Veterinary Epidemiology and Zoonosis

Agar gel precipitation tests and Immunoelectrophoresis

• When a soluble antigen combines with its antibody in the presence of electrolytes at a suitable temperature and pH, the antigen-anti­body complex forms an insoluble precipitate.
• When instead of sedimenting, the precipitate remains suspended as floccules, the reaction is known as flocculation.
• Precipitation can take place in liquid media or in gels such as agar, agarose or polyacrylamide.
• The amount of precipitate formed depends on the proportion of antigen and antibody present.
• If the amounts of precipitate in the tubes are plotted on a graph, the resulting curve will have three phases; an ascending part (prozone or zone of antibody excess), a peak (zone of equivalence) and a descending part (post zone or zone of antigen excess). This is called the zone phenomenon.
• Zoning occurs in agglutination and some other serological reactions also.
• The prozone is of importance in clinical serology, as sometimes sera rich in antibody may give a false negative precipitation or agglutination result, unless several dilution are made.
• Precipitation test is classified in to two,
  • Qualitative and
  • Quantitative

Mechanism of precipitation

• Multivalent antigen combines with bivalent antibody in varying proportions, depending on the antigen-antibody ratio in the reacting mixture.
• Precipitation results when a large lattice is formed consisting of alternating antigen and antibody molecules. This is possible only in the zone of equivalence.
• In the zones of antigen or antibody excess, the lattice does not enlarge, as the valencies of the antibody and the antigen, respectively, are fully satisfied. ­

Agar gel immunodiffusion test

• When soluble antigen is combined with its homologous antibody in wells cut in agar gels diffuse and form an opaque band of precipitate of the antigen-antibody complex at the zone of optimal proportions.
• AGID can be either used as quantitative or qualitative test.
• Example: Hydatidosis can be diagnosed by AGID.
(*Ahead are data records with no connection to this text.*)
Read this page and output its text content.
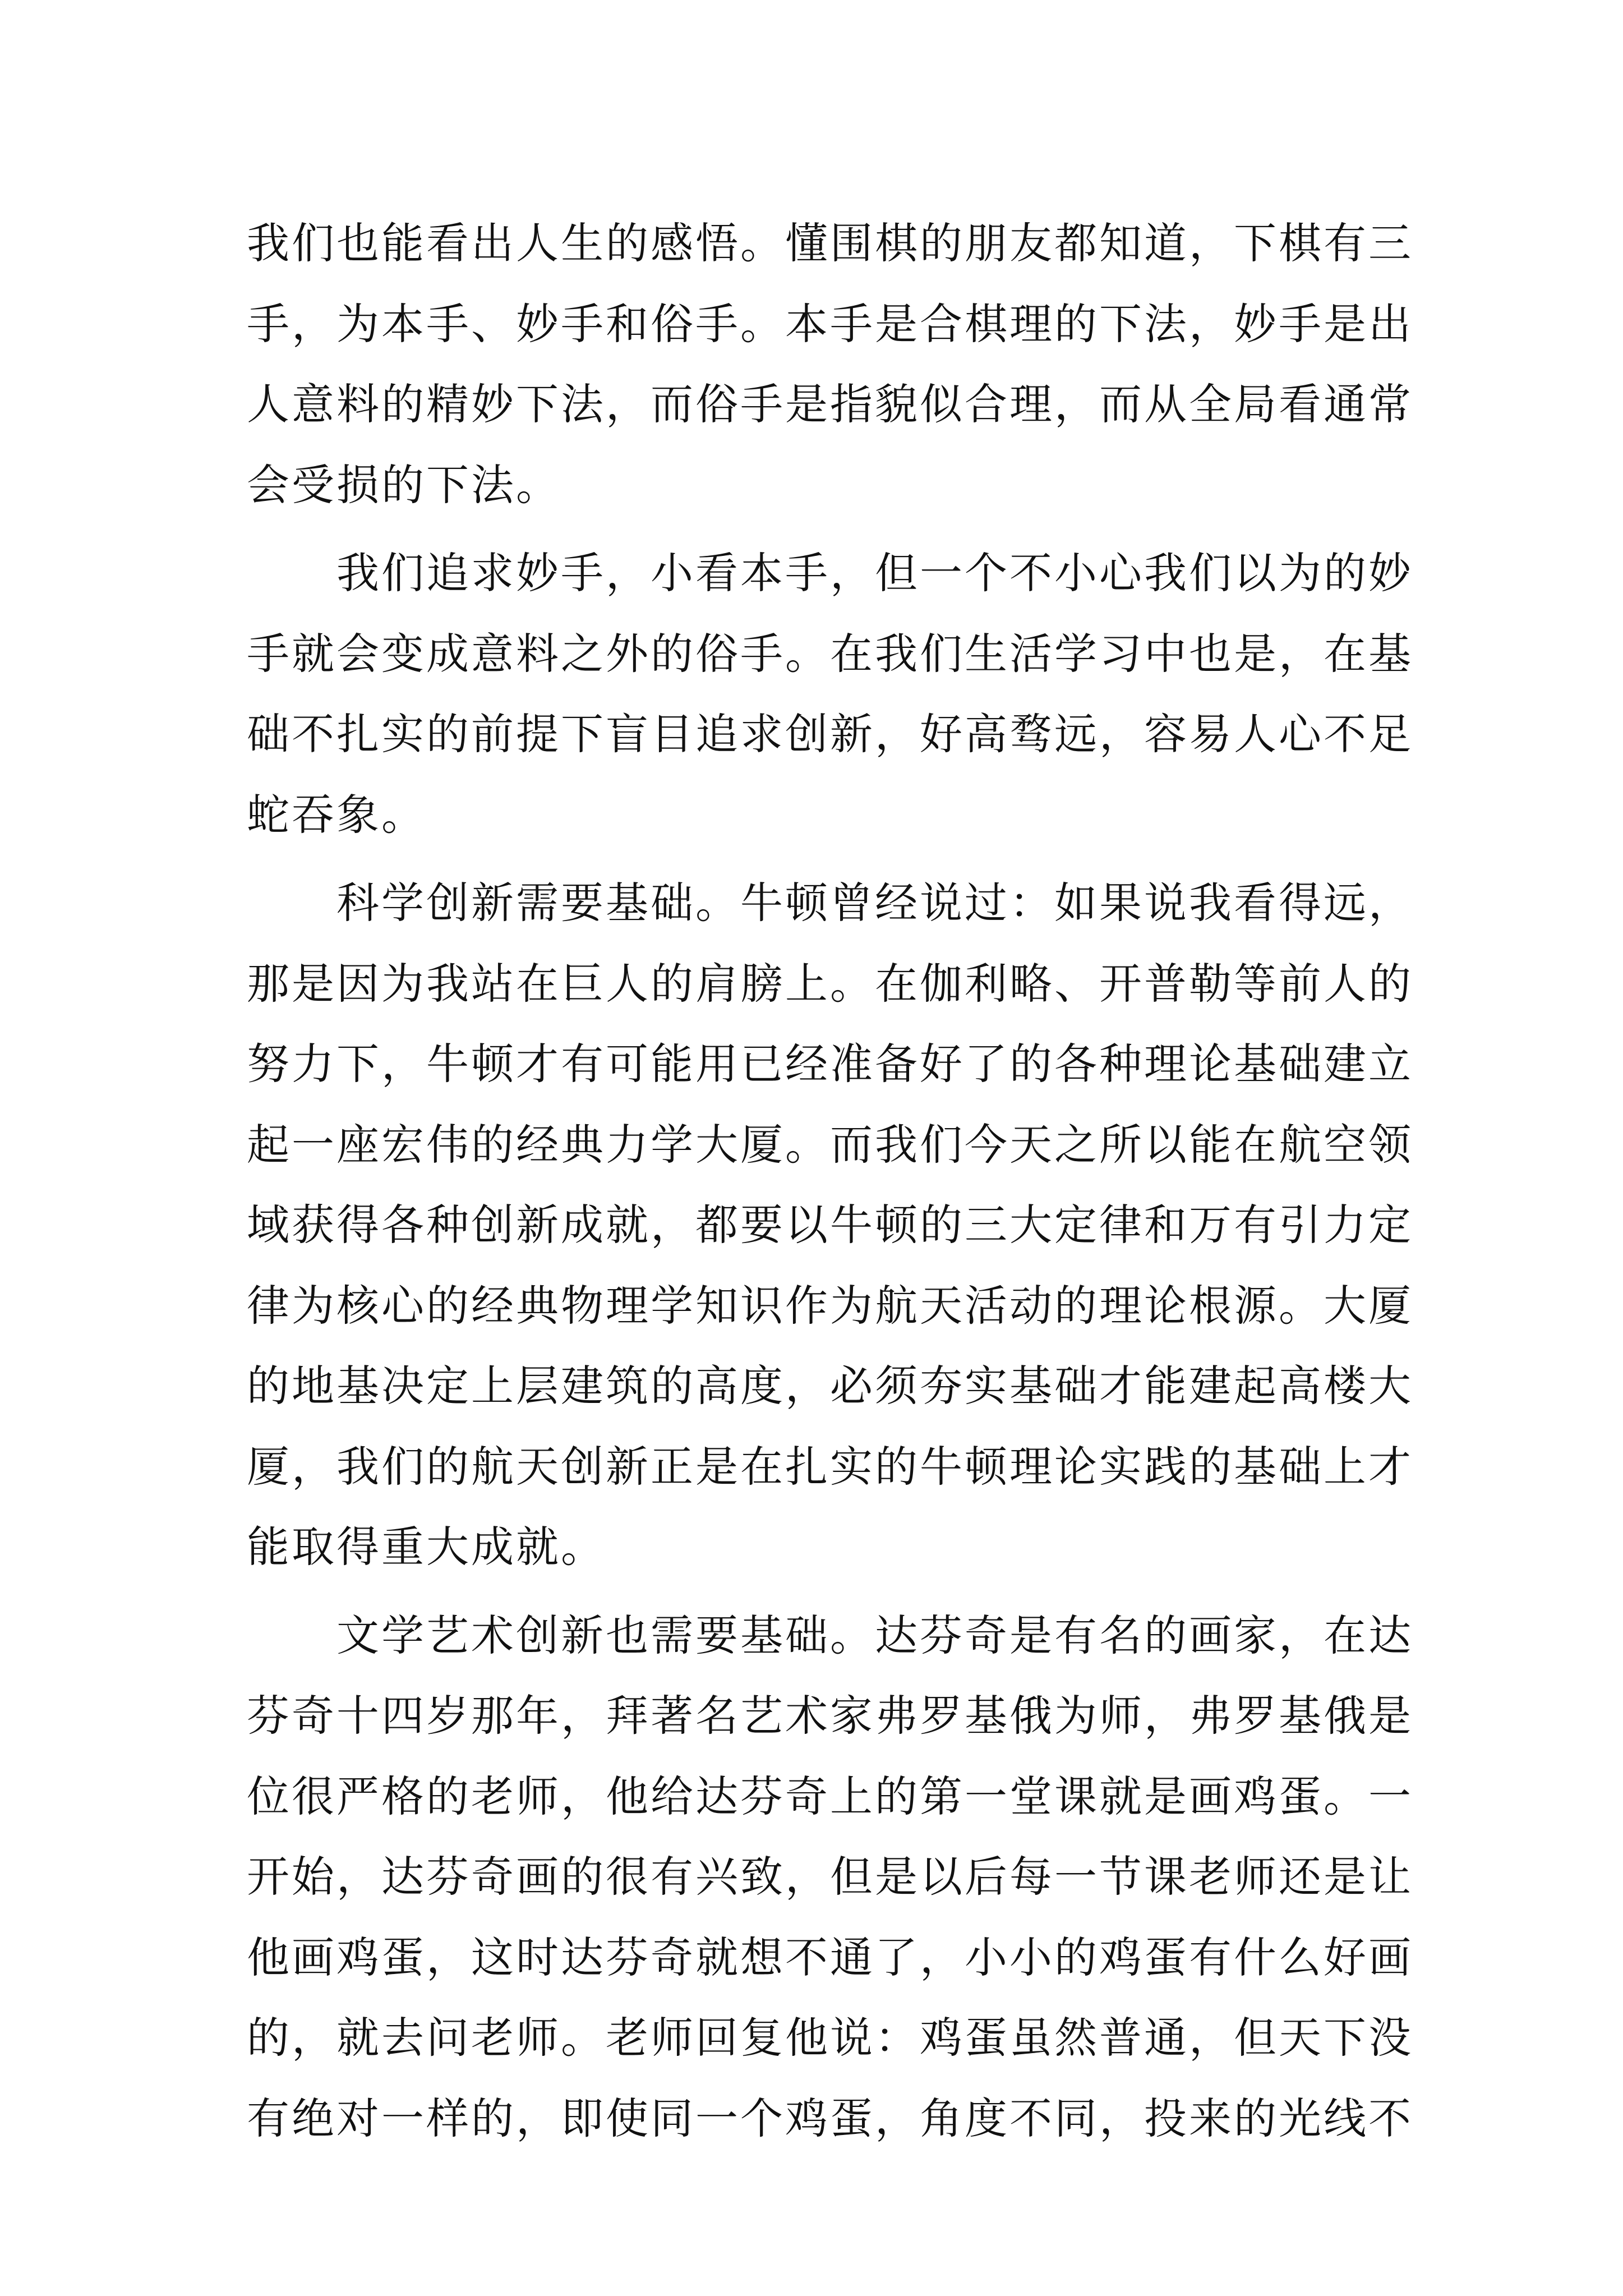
我们也能看出人生的感悟。懂围棋的朋友都知道，下棋有三
手，为本手、妙手和俗手。本手是合棋理的下法，妙手是出
人意料的精妙下法，而俗手是指貌似合理，而从全局看通常
会受损的下法。
我们追求妙手，小看本手，但一个不小心我们以为的妙
手就会变成意料之外的俗手。在我们生活学习中也是，在基
础不扎实的前提下盲目追求创新，好高骛远，容易人心不足
蛇吞象。
科学创新需要基础。牛顿曾经说过：如果说我看得远，
那是因为我站在巨人的肩膀上。在伽利略、开普勒等前人的
努力下，牛顿才有可能用已经准备好了的各种理论基础建立
起一座宏伟的经典力学大厦。而我们今天之所以能在航空领
域获得各种创新成就，都要以牛顿的三大定律和万有引力定
律为核心的经典物理学知识作为航天活动的理论根源。大厦
的地基决定上层建筑的高度，必须夯实基础才能建起高楼大
厦，我们的航天创新正是在扎实的牛顿理论实践的基础上才
能取得重大成就。
文学艺术创新也需要基础。达芬奇是有名的画家，在达
芬奇十四岁那年，拜著名艺术家弗罗基俄为师，弗罗基俄是
位很严格的老师，他给达芬奇上的第一堂课就是画鸡蛋。一
开始，达芬奇画的很有兴致，但是以后每一节课老师还是让
他画鸡蛋，这时达芬奇就想不通了，小小的鸡蛋有什么好画
的，就去问老师。老师回复他说：鸡蛋虽然普通，但天下没
有绝对一样的，即使同一个鸡蛋，角度不同，投来的光线不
Figure: Template for making wells on agarose gel for AGID test

Procedure

• Boil 1g of agarose (1% agarose) in 100mL of normal saline and boil by keeping the conical flask in a stainless steel vessel with adequate quantity of water to provide moist heat.
• Wait for some time to get down the melted agarose to the temperature of approximately 55ºC.
• Cast the melted agar gel on a clean and scratch free glass slide (~4mL); or petriplate.
• After solidification, cut wells with the help of the template and gel cutter. The inter-well distance should be about 4 mm.
• Remove the agar gel from wells with the help of needle.
• Place 25µL of known antigen (in the central well) for which the test serum to be tested.
• Place 25µL of known positive serum specific to the known antigen of zoonotic importance in one of the peripheral wells (positive control) and 25µL known negative serum in another peripheral well (negative control).
• Charge 25µL of test serum samples in rest of the peripheral wells.
• Incubate at 37ºC in a humid box for up to 72 hours. Cover the plate with the lid if petriplate is used.
• Read the result every 24 hours up to 72 hours of incubation.

Test serum sample  5 and 6 are positive

Figure: Schematic representation of AGID test

Interpretation of result

• Precipitation line will be formed in the positive control. Presence of precipitation line between test serum samples and known positive antigen of zoonotic importance is POSITIVE for the zoonotic disease suspected. Readings are facilitated by oblique light.